Apparently, we need to completely rewrite our websites because people are asking their phones questions instead of typing them.
This is like having two versions of your accountancy firm – one for clients who email their tax questions and one for those who call. Same expertise, same answers, just a different way of asking for help.
Look, I get it. 30% of internet users aged 16-64 worldwide use voice assistants each week (DataReportal), and yes, people tend to be more conversational when they’re speaking rather than typing. But here’s the thing: they’re still asking the same questions.
What’s Actually Happening
The thing is, some sites rank brilliantly for voice searches without doing anything special. Why? Because they focus on answering questions clearly and naturally. You know, like actual humans would.
Take “accountants in Milton Keynes”. Someone typing might search “business accountant Milton Keynes”, while a voice searcher might ask “Find me a chartered accountant near me who handles limited companies.” Different phrasing, same intent – and good content answers both.

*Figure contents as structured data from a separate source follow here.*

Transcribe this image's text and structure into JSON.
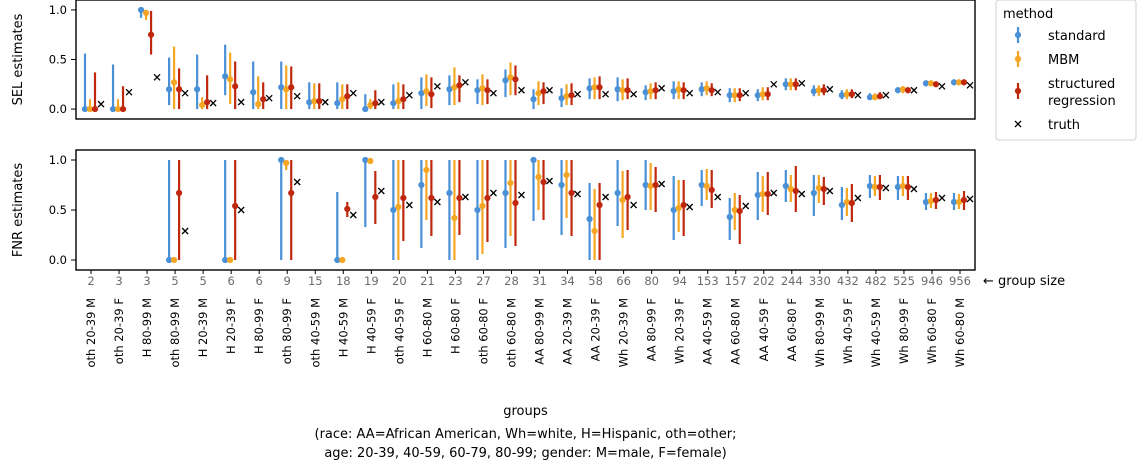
{
  "chart_data": {
    "type": "errorbar",
    "legend": {
      "title": "method",
      "entries": [
        "standard",
        "MBM",
        "structured\nregression",
        "truth"
      ],
      "placement": "outside-top-right"
    },
    "colors": {
      "standard": "#4a90d6",
      "MBM": "#f5a623",
      "structured regression": "#c0280e",
      "truth": "#000000"
    },
    "x": {
      "label": "groups",
      "caption_lines": [
        "(race: AA=African American, Wh=white, H=Hispanic, oth=other;",
        "age: 20-39, 40-59, 60-79, 80-99;  gender: M=male, F=female)"
      ],
      "categories": [
        "oth 20-39 M",
        "oth 20-39 F",
        "H 80-99 M",
        "oth 80-99 M",
        "H 20-39 M",
        "H 20-39 F",
        "H 80-99 F",
        "oth 80-99 F",
        "oth 40-59 M",
        "H 40-59 M",
        "H 40-59 F",
        "oth 40-59 F",
        "H 60-80 M",
        "H 60-80 F",
        "oth 60-80 F",
        "oth 60-80 M",
        "AA 80-99 M",
        "AA 20-39 M",
        "AA 20-39 F",
        "Wh 20-39 M",
        "AA 80-99 F",
        "Wh 20-39 F",
        "AA 40-59 M",
        "AA 60-80 M",
        "AA 40-59 F",
        "AA 60-80 F",
        "Wh 80-99 M",
        "Wh 40-59 F",
        "Wh 40-59 M",
        "Wh 80-99 F",
        "Wh 60-80 F",
        "Wh 60-80 M"
      ],
      "group_sizes": [
        "2",
        "3",
        "3",
        "5",
        "5",
        "6",
        "6",
        "9",
        "15",
        "18",
        "19",
        "20",
        "21",
        "23",
        "27",
        "28",
        "31",
        "34",
        "58",
        "66",
        "80",
        "94",
        "153",
        "157",
        "202",
        "244",
        "330",
        "432",
        "482",
        "525",
        "946",
        "956"
      ],
      "group_size_label": "← group size"
    },
    "panels": [
      {
        "ylabel": "SEL estimates",
        "ylim": [
          -0.1,
          1.1
        ],
        "yticks": [
          "0.0",
          "0.5",
          "1.0"
        ],
        "series": [
          {
            "name": "standard",
            "values": [
              0.0,
              0.0,
              1.0,
              0.2,
              0.2,
              0.33,
              0.17,
              0.22,
              0.07,
              0.06,
              0.0,
              0.06,
              0.16,
              0.2,
              0.19,
              0.29,
              0.1,
              0.11,
              0.21,
              0.2,
              0.17,
              0.18,
              0.2,
              0.14,
              0.14,
              0.25,
              0.18,
              0.14,
              0.12,
              0.19,
              0.26,
              0.27
            ],
            "low": [
              0.0,
              0.0,
              0.92,
              0.04,
              0.0,
              0.14,
              0.0,
              0.0,
              0.0,
              0.0,
              0.0,
              0.0,
              0.0,
              0.04,
              0.05,
              0.12,
              0.0,
              0.02,
              0.1,
              0.08,
              0.09,
              0.1,
              0.13,
              0.07,
              0.08,
              0.19,
              0.13,
              0.1,
              0.09,
              0.16,
              0.23,
              0.24
            ],
            "high": [
              0.56,
              0.45,
              1.0,
              0.52,
              0.55,
              0.65,
              0.48,
              0.48,
              0.27,
              0.27,
              0.15,
              0.25,
              0.32,
              0.34,
              0.3,
              0.4,
              0.2,
              0.21,
              0.31,
              0.32,
              0.24,
              0.28,
              0.27,
              0.21,
              0.2,
              0.31,
              0.24,
              0.19,
              0.16,
              0.22,
              0.29,
              0.3
            ]
          },
          {
            "name": "MBM",
            "values": [
              0.0,
              0.0,
              0.97,
              0.27,
              0.04,
              0.3,
              0.05,
              0.2,
              0.08,
              0.1,
              0.04,
              0.08,
              0.18,
              0.22,
              0.21,
              0.32,
              0.16,
              0.13,
              0.22,
              0.19,
              0.18,
              0.2,
              0.21,
              0.14,
              0.15,
              0.25,
              0.19,
              0.15,
              0.12,
              0.2,
              0.26,
              0.27
            ],
            "low": [
              0.0,
              0.0,
              0.9,
              0.0,
              0.0,
              0.05,
              0.0,
              0.0,
              0.0,
              0.0,
              0.0,
              0.0,
              0.03,
              0.04,
              0.04,
              0.14,
              0.04,
              0.04,
              0.1,
              0.09,
              0.1,
              0.1,
              0.14,
              0.07,
              0.09,
              0.19,
              0.13,
              0.1,
              0.09,
              0.16,
              0.23,
              0.24
            ],
            "high": [
              0.1,
              0.1,
              1.0,
              0.63,
              0.12,
              0.57,
              0.33,
              0.44,
              0.26,
              0.25,
              0.1,
              0.27,
              0.35,
              0.42,
              0.35,
              0.47,
              0.28,
              0.25,
              0.32,
              0.3,
              0.26,
              0.28,
              0.28,
              0.21,
              0.22,
              0.31,
              0.24,
              0.2,
              0.16,
              0.23,
              0.29,
              0.3
            ]
          },
          {
            "name": "structured regression",
            "values": [
              0.0,
              0.0,
              0.75,
              0.2,
              0.07,
              0.23,
              0.1,
              0.22,
              0.08,
              0.13,
              0.06,
              0.1,
              0.15,
              0.24,
              0.19,
              0.3,
              0.18,
              0.14,
              0.22,
              0.19,
              0.19,
              0.19,
              0.19,
              0.14,
              0.15,
              0.25,
              0.19,
              0.15,
              0.13,
              0.19,
              0.25,
              0.27
            ],
            "low": [
              0.0,
              0.0,
              0.55,
              0.0,
              0.0,
              0.0,
              0.0,
              0.0,
              0.0,
              0.0,
              0.0,
              0.0,
              0.01,
              0.07,
              0.05,
              0.14,
              0.05,
              0.04,
              0.1,
              0.1,
              0.1,
              0.1,
              0.13,
              0.08,
              0.09,
              0.19,
              0.14,
              0.11,
              0.1,
              0.16,
              0.23,
              0.24
            ],
            "high": [
              0.37,
              0.23,
              0.99,
              0.41,
              0.34,
              0.48,
              0.27,
              0.43,
              0.26,
              0.25,
              0.19,
              0.25,
              0.32,
              0.34,
              0.3,
              0.44,
              0.27,
              0.26,
              0.33,
              0.31,
              0.27,
              0.27,
              0.26,
              0.21,
              0.22,
              0.31,
              0.25,
              0.2,
              0.17,
              0.22,
              0.28,
              0.3
            ]
          },
          {
            "name": "truth",
            "values": [
              0.05,
              0.17,
              0.32,
              0.16,
              0.06,
              0.07,
              0.11,
              0.13,
              0.07,
              0.16,
              0.07,
              0.14,
              0.23,
              0.27,
              0.16,
              0.19,
              0.19,
              0.15,
              0.15,
              0.15,
              0.21,
              0.16,
              0.17,
              0.16,
              0.25,
              0.26,
              0.2,
              0.14,
              0.14,
              0.19,
              0.23,
              0.24
            ]
          }
        ]
      },
      {
        "ylabel": "FNR estimates",
        "ylim": [
          -0.1,
          1.1
        ],
        "yticks": [
          "0.0",
          "0.5",
          "1.0"
        ],
        "series": [
          {
            "name": "standard",
            "values": [
              null,
              null,
              null,
              0.0,
              null,
              0.0,
              null,
              1.0,
              null,
              0.0,
              1.0,
              0.5,
              0.75,
              0.67,
              0.5,
              0.67,
              1.0,
              0.75,
              0.41,
              0.67,
              0.75,
              0.5,
              0.75,
              0.43,
              0.65,
              0.74,
              0.67,
              0.55,
              0.74,
              0.73,
              0.58,
              0.58
            ],
            "low": [
              null,
              null,
              null,
              0.0,
              null,
              0.0,
              null,
              0.0,
              null,
              0.0,
              0.33,
              0.0,
              0.12,
              0.0,
              0.0,
              0.12,
              0.39,
              0.25,
              0.0,
              0.34,
              0.5,
              0.2,
              0.54,
              0.2,
              0.4,
              0.58,
              0.44,
              0.4,
              0.62,
              0.6,
              0.5,
              0.5
            ],
            "high": [
              null,
              null,
              null,
              1.0,
              null,
              1.0,
              null,
              1.0,
              null,
              0.68,
              1.0,
              1.0,
              1.0,
              1.0,
              1.0,
              1.0,
              1.0,
              1.0,
              0.77,
              1.0,
              1.0,
              0.84,
              0.9,
              0.62,
              0.88,
              0.9,
              0.85,
              0.73,
              0.85,
              0.84,
              0.67,
              0.67
            ]
          },
          {
            "name": "MBM",
            "values": [
              null,
              null,
              null,
              0.0,
              null,
              0.0,
              null,
              0.97,
              null,
              0.0,
              0.99,
              0.53,
              0.9,
              0.42,
              0.54,
              0.77,
              0.83,
              0.85,
              0.29,
              0.6,
              0.74,
              0.52,
              0.74,
              0.5,
              0.66,
              0.71,
              0.72,
              0.58,
              0.73,
              0.74,
              0.59,
              0.58
            ],
            "low": [
              null,
              null,
              null,
              0.0,
              null,
              0.0,
              null,
              0.9,
              null,
              0.0,
              0.97,
              0.0,
              0.4,
              0.0,
              0.06,
              0.24,
              0.5,
              0.42,
              0.0,
              0.22,
              0.5,
              0.28,
              0.6,
              0.3,
              0.48,
              0.58,
              0.57,
              0.44,
              0.64,
              0.64,
              0.52,
              0.51
            ],
            "high": [
              null,
              null,
              null,
              0.0,
              null,
              0.0,
              null,
              1.0,
              null,
              0.0,
              1.0,
              1.0,
              1.0,
              1.0,
              1.0,
              1.0,
              1.0,
              1.0,
              0.71,
              0.89,
              0.97,
              0.8,
              0.91,
              0.67,
              0.84,
              0.85,
              0.85,
              0.72,
              0.84,
              0.84,
              0.67,
              0.66
            ]
          },
          {
            "name": "structured regression",
            "values": [
              null,
              null,
              null,
              0.67,
              null,
              0.54,
              null,
              0.67,
              null,
              0.51,
              0.63,
              0.62,
              0.62,
              0.62,
              0.62,
              0.57,
              0.78,
              0.67,
              0.55,
              0.63,
              0.75,
              0.55,
              0.7,
              0.49,
              0.66,
              0.69,
              0.71,
              0.57,
              0.73,
              0.73,
              0.6,
              0.6
            ],
            "low": [
              null,
              null,
              null,
              0.0,
              null,
              0.0,
              null,
              0.0,
              null,
              0.43,
              0.36,
              0.19,
              0.24,
              0.25,
              0.18,
              0.14,
              0.4,
              0.24,
              0.0,
              0.3,
              0.48,
              0.24,
              0.52,
              0.16,
              0.45,
              0.48,
              0.55,
              0.38,
              0.6,
              0.6,
              0.51,
              0.5
            ],
            "high": [
              null,
              null,
              null,
              1.0,
              null,
              1.0,
              null,
              1.0,
              null,
              0.58,
              0.89,
              1.0,
              1.0,
              1.0,
              1.0,
              1.0,
              1.0,
              1.0,
              0.77,
              0.9,
              0.93,
              0.8,
              0.9,
              0.65,
              0.88,
              0.94,
              0.83,
              0.76,
              0.85,
              0.84,
              0.68,
              0.69
            ]
          },
          {
            "name": "truth",
            "values": [
              null,
              null,
              null,
              0.29,
              null,
              0.5,
              null,
              0.78,
              null,
              0.45,
              0.69,
              0.55,
              0.58,
              0.63,
              0.67,
              0.65,
              0.79,
              0.66,
              0.63,
              0.55,
              0.76,
              0.53,
              0.63,
              0.54,
              0.67,
              0.66,
              0.69,
              0.62,
              0.72,
              0.71,
              0.62,
              0.61
            ]
          }
        ]
      }
    ]
  }
}
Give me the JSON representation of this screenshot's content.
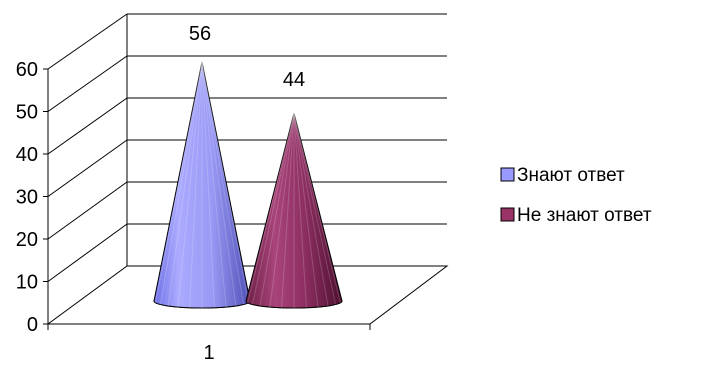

What Works In Voice Search
Write like a real professional talking to real business owners. If your copywriting website sounds like it was written by someone who’s never seen a brief, you’re doing it wrong. Use natural phrases like “How much should I budget for..” and “What’s included in…” – things that actual clients ask.
Nail Your Local Game
Voice searches often have local intent, even in B2B. Make sure Google knows exactly where you serve. Someone asking “find a business accountant in Milton Keynes who understands tech companies” needs to find you, not some generic national firm.
Structure That Makes Sense
Break your content into logical sections that answer specific questions. If someone’s voice searching about self-assessment deadlines or copywriting rates, they should find your pricing and service information quickly.
Sort Your Basic SEO First
Good technical SEO and proper schema markup help any kind of search. Get your foundations right instead of chasing voice search magic tricks.
Here’s What’s Pointless And Actually Hurts
- Creating separate “voice-optimised” pages – absolute nonsense. You’re just duplicating content and confusing everyone.
- Stuffing your content with “Ok Google” and “Hey Siri” because you think it helps. It doesn’t. It makes you look desperate.
- Overthinking natural language patterns instead of just writing clearly.
- Panicking about voice search killing traditional SEO. It’s not.
Looking Ahead To 2025
Voice search isn’t replacing traditional search any more than video calls replaced meetings. It’s just another way for people to find what they need. With more businesses integrating voice commands into their workflow (think voice-activated CRMs and project management tools), the line between typed and spoken searches is blurring.
Stop Making It Complicated
Stop treating voice search like it’s from another planet. Focus on creating clear, helpful content that actually answers client questions. Whether someone’s typing, talking, or sending a carrier pigeon, they still need their accounts done or their copy written.
If your content helps solve real business problems and reads naturally, you’re already optimised for voice search. Don’t let anyone tell you otherwise.